HSBC operates in many nations with strict privacy laws regarding the concealment of customer identities and the nature of their holdings, and no amount of red tape imposed upon such institutions by the US government will ever allow for the sort of transparency that the American people so crave. Yet as previously stated, those very same concerned citizens would likely cringe if they had any clue as to where the majority of their pocket-money has been. Indeed, via six degrees of separation, Adolf Hitler and Osama bin Laden’s private holdings can no doubt be loosely traced back to a modern-day American banking institution that is frequented by the same US Senators who are tirelessly wagging their fingers at HSBC.
Fact: there is no such thing as small, nationalised industry anymore – and the sooner that God-fearing, isolationist American citizens can grasp a hold of this concept, the sooner that Congress can spend time working to solve bigger and more sustainable issues surrounding the world’s crippled banking industry. In fact, HSBC officials were most likely thrilled that it was their clientele of all things that the American government chose to pick on, because said issue has been simply and languidly resolved with just a few dozen clicks. Now Congress feels as if they have somehow made a difference, and HSBC is able to start a new – and heavily publicised – chapter of apparent transparency that lovingly supports the American fight against terror; however, it’s probably safe to assume that HSBC has got more than a few skeletons in their closet that are astronomically more worrying than whether or not the institution indirectly oversees the transfer of ‘blood money.’

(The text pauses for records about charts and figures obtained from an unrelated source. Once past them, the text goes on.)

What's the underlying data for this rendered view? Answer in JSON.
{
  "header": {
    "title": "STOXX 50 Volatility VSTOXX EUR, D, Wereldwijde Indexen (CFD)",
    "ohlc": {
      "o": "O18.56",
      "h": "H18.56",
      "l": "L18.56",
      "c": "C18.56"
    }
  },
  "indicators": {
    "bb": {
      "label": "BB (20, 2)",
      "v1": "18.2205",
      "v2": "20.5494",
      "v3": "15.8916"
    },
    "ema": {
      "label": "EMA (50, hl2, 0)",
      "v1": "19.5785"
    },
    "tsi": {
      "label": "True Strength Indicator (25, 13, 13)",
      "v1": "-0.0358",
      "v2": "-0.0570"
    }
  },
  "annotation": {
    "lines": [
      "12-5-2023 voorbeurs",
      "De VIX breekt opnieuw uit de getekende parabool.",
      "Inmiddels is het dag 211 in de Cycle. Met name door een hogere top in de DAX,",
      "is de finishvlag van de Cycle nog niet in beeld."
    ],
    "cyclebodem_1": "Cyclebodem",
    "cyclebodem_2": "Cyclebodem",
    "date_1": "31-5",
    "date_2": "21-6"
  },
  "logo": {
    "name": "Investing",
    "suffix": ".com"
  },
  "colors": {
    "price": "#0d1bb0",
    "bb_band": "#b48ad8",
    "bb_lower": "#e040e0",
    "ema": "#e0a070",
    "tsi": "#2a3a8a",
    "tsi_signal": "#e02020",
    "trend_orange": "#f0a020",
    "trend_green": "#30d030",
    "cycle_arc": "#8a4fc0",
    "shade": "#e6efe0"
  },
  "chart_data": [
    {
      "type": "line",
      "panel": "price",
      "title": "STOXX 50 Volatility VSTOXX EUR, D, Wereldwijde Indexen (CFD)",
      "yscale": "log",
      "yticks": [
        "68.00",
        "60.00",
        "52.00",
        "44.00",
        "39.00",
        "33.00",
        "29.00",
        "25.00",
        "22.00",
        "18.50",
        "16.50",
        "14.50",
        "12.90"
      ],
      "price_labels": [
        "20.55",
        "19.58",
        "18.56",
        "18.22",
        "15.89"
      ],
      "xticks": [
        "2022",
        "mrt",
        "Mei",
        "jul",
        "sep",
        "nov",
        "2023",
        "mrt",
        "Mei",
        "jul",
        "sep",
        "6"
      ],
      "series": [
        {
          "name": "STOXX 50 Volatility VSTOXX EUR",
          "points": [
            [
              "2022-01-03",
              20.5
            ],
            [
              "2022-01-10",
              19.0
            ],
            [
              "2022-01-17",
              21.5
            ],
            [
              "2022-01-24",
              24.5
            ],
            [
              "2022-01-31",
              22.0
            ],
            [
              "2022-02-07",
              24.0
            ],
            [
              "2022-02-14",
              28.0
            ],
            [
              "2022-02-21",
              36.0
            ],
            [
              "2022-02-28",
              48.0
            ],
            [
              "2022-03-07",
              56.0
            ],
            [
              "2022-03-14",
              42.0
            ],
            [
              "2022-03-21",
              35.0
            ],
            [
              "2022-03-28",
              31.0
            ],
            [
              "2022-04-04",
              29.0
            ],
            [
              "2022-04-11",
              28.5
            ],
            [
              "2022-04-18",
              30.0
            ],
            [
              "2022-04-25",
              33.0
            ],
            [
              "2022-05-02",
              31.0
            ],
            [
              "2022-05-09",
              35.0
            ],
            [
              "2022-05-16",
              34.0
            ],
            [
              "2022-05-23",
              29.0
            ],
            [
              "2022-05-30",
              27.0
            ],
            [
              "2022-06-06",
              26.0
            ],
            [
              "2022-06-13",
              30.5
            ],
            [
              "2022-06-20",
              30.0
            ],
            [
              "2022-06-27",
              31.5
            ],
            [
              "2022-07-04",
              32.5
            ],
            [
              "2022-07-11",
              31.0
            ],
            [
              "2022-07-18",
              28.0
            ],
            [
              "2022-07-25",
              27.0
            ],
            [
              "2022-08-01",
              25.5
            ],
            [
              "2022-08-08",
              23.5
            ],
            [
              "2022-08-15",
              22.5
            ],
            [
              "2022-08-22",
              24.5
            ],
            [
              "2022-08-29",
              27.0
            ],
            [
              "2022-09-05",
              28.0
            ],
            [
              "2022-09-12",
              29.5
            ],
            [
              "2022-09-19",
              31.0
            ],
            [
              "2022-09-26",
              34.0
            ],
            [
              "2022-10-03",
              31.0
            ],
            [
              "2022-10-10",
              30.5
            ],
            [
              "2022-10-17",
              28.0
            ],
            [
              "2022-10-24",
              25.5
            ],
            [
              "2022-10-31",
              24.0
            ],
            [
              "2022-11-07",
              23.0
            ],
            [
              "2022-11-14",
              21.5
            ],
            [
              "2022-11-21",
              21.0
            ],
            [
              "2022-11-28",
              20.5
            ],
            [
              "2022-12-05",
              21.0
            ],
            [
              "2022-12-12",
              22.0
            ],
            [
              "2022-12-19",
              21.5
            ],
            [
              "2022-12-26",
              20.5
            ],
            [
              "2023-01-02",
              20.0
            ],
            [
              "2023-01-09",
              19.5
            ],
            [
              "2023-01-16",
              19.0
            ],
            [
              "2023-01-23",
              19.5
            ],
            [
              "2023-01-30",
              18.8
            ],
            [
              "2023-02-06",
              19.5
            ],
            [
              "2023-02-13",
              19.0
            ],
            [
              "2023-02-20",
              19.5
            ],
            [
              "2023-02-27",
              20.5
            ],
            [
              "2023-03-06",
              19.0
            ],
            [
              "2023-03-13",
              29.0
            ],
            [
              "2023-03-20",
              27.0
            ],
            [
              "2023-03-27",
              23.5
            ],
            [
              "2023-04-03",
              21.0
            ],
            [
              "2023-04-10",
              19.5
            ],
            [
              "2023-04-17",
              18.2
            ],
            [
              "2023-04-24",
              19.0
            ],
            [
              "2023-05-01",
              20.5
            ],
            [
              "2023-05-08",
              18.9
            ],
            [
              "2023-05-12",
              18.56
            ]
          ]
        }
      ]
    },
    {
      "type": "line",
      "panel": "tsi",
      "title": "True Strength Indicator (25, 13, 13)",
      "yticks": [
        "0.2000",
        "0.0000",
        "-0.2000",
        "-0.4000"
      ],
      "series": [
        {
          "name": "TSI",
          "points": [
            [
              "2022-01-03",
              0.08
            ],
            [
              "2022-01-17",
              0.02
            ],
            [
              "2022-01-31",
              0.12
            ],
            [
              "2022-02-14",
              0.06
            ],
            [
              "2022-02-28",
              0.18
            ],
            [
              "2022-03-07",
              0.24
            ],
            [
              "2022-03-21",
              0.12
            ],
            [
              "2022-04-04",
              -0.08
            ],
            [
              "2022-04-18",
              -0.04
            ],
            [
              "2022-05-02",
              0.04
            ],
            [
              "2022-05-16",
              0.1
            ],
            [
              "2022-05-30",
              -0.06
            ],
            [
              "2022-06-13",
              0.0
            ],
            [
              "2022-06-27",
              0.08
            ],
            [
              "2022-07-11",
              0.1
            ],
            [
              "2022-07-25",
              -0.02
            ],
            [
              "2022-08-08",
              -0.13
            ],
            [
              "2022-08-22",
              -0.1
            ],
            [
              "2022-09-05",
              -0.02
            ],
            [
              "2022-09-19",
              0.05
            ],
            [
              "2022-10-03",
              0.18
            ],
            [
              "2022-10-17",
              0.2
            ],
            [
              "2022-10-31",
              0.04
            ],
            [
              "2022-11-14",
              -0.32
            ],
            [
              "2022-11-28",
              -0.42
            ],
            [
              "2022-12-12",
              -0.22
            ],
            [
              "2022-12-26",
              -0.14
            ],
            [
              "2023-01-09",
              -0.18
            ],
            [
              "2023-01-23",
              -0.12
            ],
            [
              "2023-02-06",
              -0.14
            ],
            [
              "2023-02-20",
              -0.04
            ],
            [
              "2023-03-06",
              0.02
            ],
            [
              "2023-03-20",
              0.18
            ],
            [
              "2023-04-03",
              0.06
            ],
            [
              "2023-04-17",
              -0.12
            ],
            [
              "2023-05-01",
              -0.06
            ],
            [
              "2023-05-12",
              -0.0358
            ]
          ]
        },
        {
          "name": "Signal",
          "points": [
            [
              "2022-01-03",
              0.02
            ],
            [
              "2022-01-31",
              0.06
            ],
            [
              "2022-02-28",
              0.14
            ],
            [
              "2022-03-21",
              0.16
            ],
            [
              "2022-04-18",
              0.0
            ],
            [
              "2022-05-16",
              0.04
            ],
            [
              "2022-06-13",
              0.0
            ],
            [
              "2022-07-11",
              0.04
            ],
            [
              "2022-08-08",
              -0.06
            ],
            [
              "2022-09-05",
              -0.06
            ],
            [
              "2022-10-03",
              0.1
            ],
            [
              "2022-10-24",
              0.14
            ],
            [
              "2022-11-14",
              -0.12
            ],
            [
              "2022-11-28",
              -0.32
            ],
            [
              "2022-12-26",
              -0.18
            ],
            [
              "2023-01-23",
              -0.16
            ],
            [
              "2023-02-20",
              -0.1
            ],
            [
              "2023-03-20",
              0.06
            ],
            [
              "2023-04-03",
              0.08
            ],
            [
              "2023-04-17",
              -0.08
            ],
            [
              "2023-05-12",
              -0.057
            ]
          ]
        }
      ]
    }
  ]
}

Just because money once belonging to an anti-American politician ends up in HSBC’s American revenue does not mean that the bank directly funds terror. After all, HSBC employees have donated copious amounts of money to both the Romney and Obama campaigns – does this mean that Iran is secretly funding one candidate, whilst the Taliban is funding the other? No, because money changes hands, and there’s nothing that the American government can do about it. If Iranian officials were clever enough to use HSBC in order to tiptoe around US sanctions once, then getting dropped by the bank should pose only a minor inconvenience, as there are literally a handful of like-minded global institutions three doors down that will perform the exact same tasks. Meanwhile, if the American people are so concerned about just how much blood may be staining their money, perhaps they should take the time in order to contemplate just how many innocent civilians have been killed abroad on their tax dollar – or more locally, which bank is being used by their friendly neighbourhood sex offenders.
‘Bad’ people have bank accounts and spend their money just like ‘good’ people do – and, in turn, the banks who manage those people’s money are bound to invest it abroad. Could it indirectly fund terror? Not even the terrorists have any way of knowing, but US Senators can slap bankers on the wrist all they want and still never rid US soil of the anti-American money that allows it to prosper. At the end of the day, business is business – and foreign investors don’t care about the source of their capital nearly as much as they pretend to. After all, if time has proven anything, it is that no two dollars are invested in any one country, and banks do not deal in morals. As a result, rather than to continue wasting valuable time conducting McCarthy-esque witch hunts, perhaps angry US Senators would be better suited to adopt said mantra and focus their attention on more viable issues such as LIBOR reform.